Лайф квест... Глава 28

Джон Маверик
- Цезарь, какое славно имя дали тебе родители, - сказала мама.
Они сидели друг напротив друга, за длинным столом. За ним могло бы уместиться и сто человек, но кроме Цезаря и его матери в огромном зале с куполообразным потолком и стрельчатыми окнами никого не было.  Завидский доедал десерт – щербет, точно такой же, какой ел в последний раз еще в прошлой жизни. Его любимый – с изюмом и орехами. А она любовалась на него, подпирая щеку рукой, улыбалась и от глаз ее разбегались тонкие лучики-морщинки. Все такая же черноволосая и смуглая лицом, в белых одеждах, расшитых золотом, как и подобает царице.
- Ты не ревнуешь меня к моим новым родителям? К тем, что родили меня в этой жизни? – спросил он, допивая чай с жасмином.
- Конечно, нет. На седьмом небе нет ни ревности, ни зависти. Одна только чистая любовь. Я люблю тебя и счастлива твоим счастьем.
- Почему – седьмое небо?
- Потому что это седьмой уровень. Так говорят – седьмое небо. Неужели ты никогда не слышал подобного выражения?
- Да, слышал, - пожал плечами Цезарь, - но всегда думал, что это относится к легендам и мифологии, а не к реальной жизни.
- Разве то, что ты видишь вокруг, не реально?
- Пожалуй, да, реально. Я чувствую вкус этого чудесного чая, он вполне реален. Только отчего-то он не бодрит, а наоборот – усыпляет. Или я просто смертельно устал.

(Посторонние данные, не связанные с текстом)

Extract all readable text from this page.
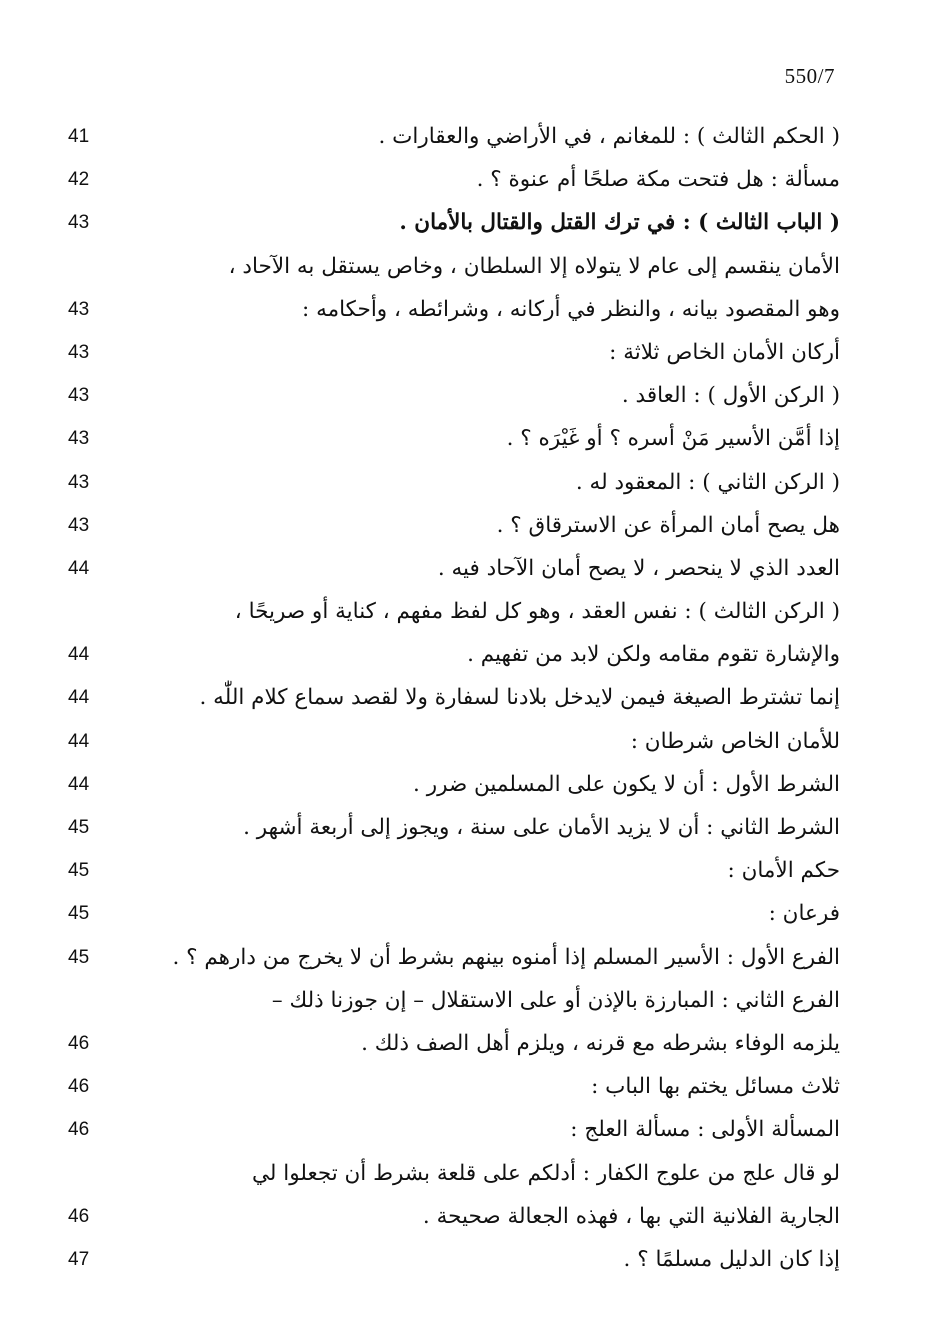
550/7
( الحكم الثالث ) : للمغانم ، في الأراضي والعقارات .
41
مسألة : هل فتحت مكة صلحًا أم عنوة ؟ .
42
( الباب الثالث ) : في ترك القتل والقتال بالأمان .
43
الأمان ينقسم إلى عام لا يتولاه إلا السلطان ، وخاص يستقل به الآحاد ،
وهو المقصود بيانه ، والنظر في أركانه ، وشرائطه ، وأحكامه :
43
أركان الأمان الخاص ثلاثة :
43
( الركن الأول ) : العاقد .
43
إذا أمَّن الأسير مَنْ أسره ؟ أو غَيْرَه ؟ .
43
( الركن الثاني ) : المعقود له .
43
هل يصح أمان المرأة عن الاسترقاق ؟ .
43
العدد الذي لا ينحصر ، لا يصح أمان الآحاد فيه .
44
( الركن الثالث ) : نفس العقد ، وهو كل لفظ مفهم ، كناية أو صريحًا ،
والإشارة تقوم مقامه ولكن لابد من تفهيم .
44
إنما تشترط الصيغة فيمن لايدخل بلادنا لسفارة ولا لقصد سماع كلام اللّٰه .
44
للأمان الخاص شرطان :
44
الشرط الأول : أن لا يكون على المسلمين ضرر .
44
الشرط الثاني : أن لا يزيد الأمان على سنة ، ويجوز إلى أربعة أشهر .
45
حكم الأمان :
45
فرعان :
45
الفرع الأول : الأسير المسلم إذا أمنوه بينهم بشرط أن لا يخرج من دارهم ؟ .
45
الفرع الثاني : المبارزة بالإذن أو على الاستقلال – إن جوزنا ذلك –
يلزمه الوفاء بشرطه مع قرنه ، ويلزم أهل الصف ذلك .
46
ثلاث مسائل يختم بها الباب :
46
المسألة الأولى : مسألة العلج :
46
لو قال علج من علوج الكفار : أدلكم على قلعة بشرط أن تجعلوا لي
الجارية الفلانية التي بها ، فهذه الجعالة صحيحة .
46
إذا كان الدليل مسلمًا ؟ .
47
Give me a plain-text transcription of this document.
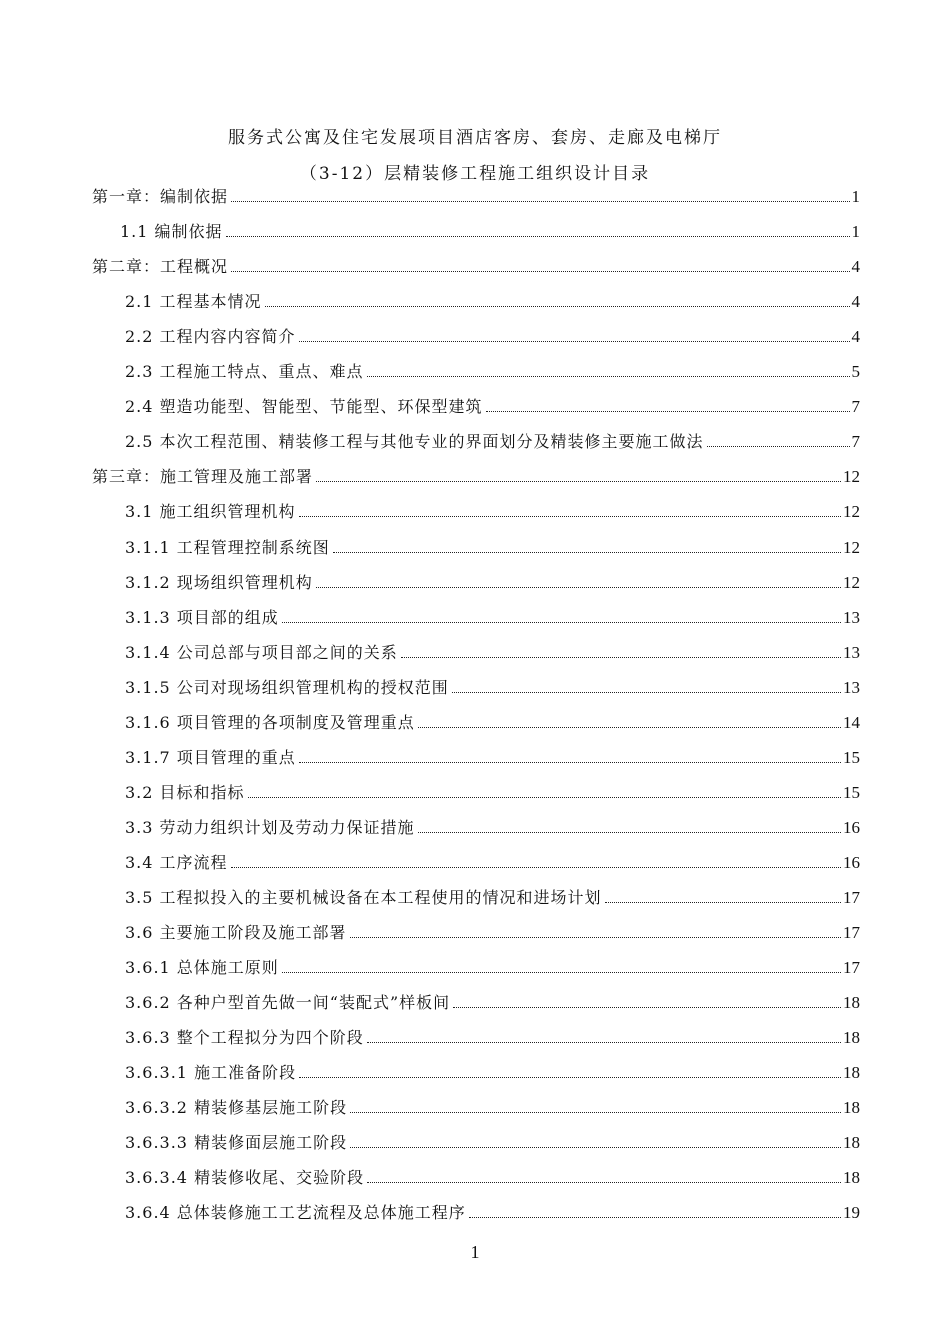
服务式公寓及住宅发展项目酒店客房、套房、走廊及电梯厅
（3-12）层精装修工程施工组织设计目录
第一章：编制依据	1
1.1 编制依据	1
第二章：工程概况	4
2.1 工程基本情况	4
2.2 工程内容内容简介	4
2.3 工程施工特点、重点、难点	5
2.4 塑造功能型、智能型、节能型、环保型建筑	7
2.5 本次工程范围、精装修工程与其他专业的界面划分及精装修主要施工做法	7
第三章：施工管理及施工部署	12
3.1 施工组织管理机构	12
3.1.1 工程管理控制系统图	12
3.1.2 现场组织管理机构	12
3.1.3 项目部的组成	13
3.1.4 公司总部与项目部之间的关系	13
3.1.5 公司对现场组织管理机构的授权范围	13
3.1.6 项目管理的各项制度及管理重点	14
3.1.7 项目管理的重点	15
3.2 目标和指标	15
3.3 劳动力组织计划及劳动力保证措施	16
3.4 工序流程	16
3.5 工程拟投入的主要机械设备在本工程使用的情况和进场计划	17
3.6 主要施工阶段及施工部署	17
3.6.1 总体施工原则	17
3.6.2 各种户型首先做一间“装配式”样板间	18
3.6.3 整个工程拟分为四个阶段	18
3.6.3.1 施工准备阶段	18
3.6.3.2 精装修基层施工阶段	18
3.6.3.3 精装修面层施工阶段	18
3.6.3.4 精装修收尾、交验阶段	18
3.6.4 总体装修施工工艺流程及总体施工程序	19
1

Завидский вдруг осознал, что давно уже не спал.  С тех пор, как ноги вынесли его из кельи, он потерял счет времени. Шел и шел сквозь каменный грот, а потом карабкался по скользкой лестнице к светящейся точке-выходу, не то вверх, не то вниз, не то несколько часов, не то несколько дней. Окутанный материнской любовью, он расслабился, а от сытного обеда по телу растеклась приятная слабость. Глаза стали слипаться, еще немного и Цезарь уснул бы сидя, уронив голову на руки. Мать, заметив это, поднялась и позвала его за собой:
- Пойдем, я провожу тебя в твою спальню. Тебе нужно отдохнуть.
«Как странно здесь течет время, - только и успел он подумать, - только что встал из-за стола, и вот, лежу в кровати».
- Время подстраивается под твои желания, а ты очень хотел спать, - шепнула мама на ухо, обдав запахом розовых духов, и растаяла легким облачком.
А может быть, это ему приснилось, потому что следом растаяли стены, и он зажмурился от яркого света.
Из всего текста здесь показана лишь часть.